Congenital Heart Defects and Physical Activity

Updated:Sep 15,2011

Exercise Is for Everyone

Physical exercise has many benefits and should be a regular part of almost anyone's life. That includes most people with congenital heart disease. Research on patients with congenital heart disease, even complex disease, has shown that routine moderate exercise is safe and can be beneficial. That's why we recommend that almost all patients do some form of regular physical activity.

There are a few exceptions, so it's good to talk to your physician about your specific situation. Most physicians will advise caution to a patient with an enlarged aorta, which is the major artery in the body. An enlarged aorta can occur in people with Marfan syndrome, Turner syndrome, coarctation of the aorta, or a bicuspid aortic valve. There is no proven link between exercise and harmful outcome from an enlarged aorta, but many physicians feel that such patients shouldn't engage in strenuous exercise, particularly activity that involves straining or grunting like heavy weight lifting.

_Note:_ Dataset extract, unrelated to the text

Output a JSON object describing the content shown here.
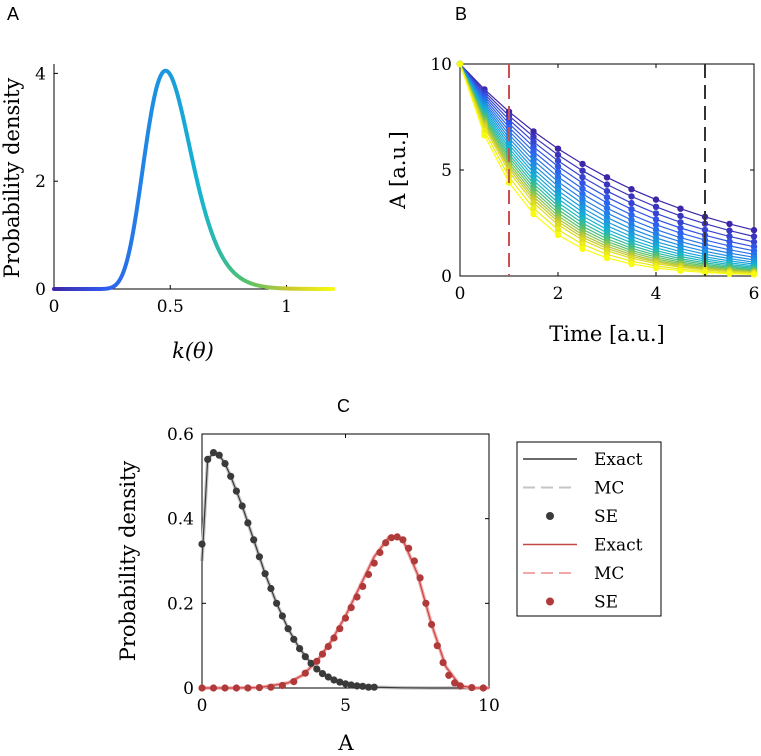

It's likely that for most patients, the benefits of exercise outweigh the perceived risks. Low-intensity activity is still preferred. If you have any questions about the appropriateness of exercise for you, talk to your doctor.

If you've been inactive for a long time and want to start a regular exercise routine, it's often wise to talk with your doctor about how to get started safely. Your doctor may recommend an exercise test which can provide you with guidelines for exercise.

What types and how much?

The best and safest types of exercise are "aerobic" activities. These increase the heart rate and make you breath heavily. Examples include brisk walking, swimming, biking, jogging, rowing, cross-country skiing, hiking or stair climbing. Team or court sports such as basketball, soccer, football, tennis, squash and volleyball are also aerobic activities.

A good rule of thumb is to increase your activity so you breathe hard and fast but can still carry on a conversation with someone. If you can speak in full sentences but still feel your heart pounding, you're likely benefiting from a safe level of activity.

Often patients are trained to check their heart rate during or immediately after activity. Their target heart rate is 70-80 percent of their predicted maximal heart rate (defined as 220 minus age).

It's best to avoid activities that cause grunting or straining (medically referred to as a "valsalva maneuver"). This happens when a person bears down against a closed throat to increase the strength of arm or abdominal muscles. There's often a tendency to do this when lifting heavy weights, doing sit-ups, push-ups or chin-ups, etc., but it may be harmful. Straining causes a sudden rise in blood pressure, which adds strain on the heart; it increases the pressure in the lungs, which can affect blood flow from the body into the lungs; and it often means there's more force on the chest wall, and many congenital heart patients have surgical scars in the chest that can be damaged, particularly in the first year after surgery.

Intensely physical sports such as football, boxing or hockey may increase the chance for injury and unnecessary strain on the cardiovascular system.

Any amount of activity is better than none, and the more physically active a person is, the greater the anticipated cardiovascular benefit. Guidelines for the general population suggest at least 30 minutes of dedicated aerobic activity a day for five or more days a week. This is a good target for congenital heart patients too. If it seems like too much, start with a more modest goal and build from there.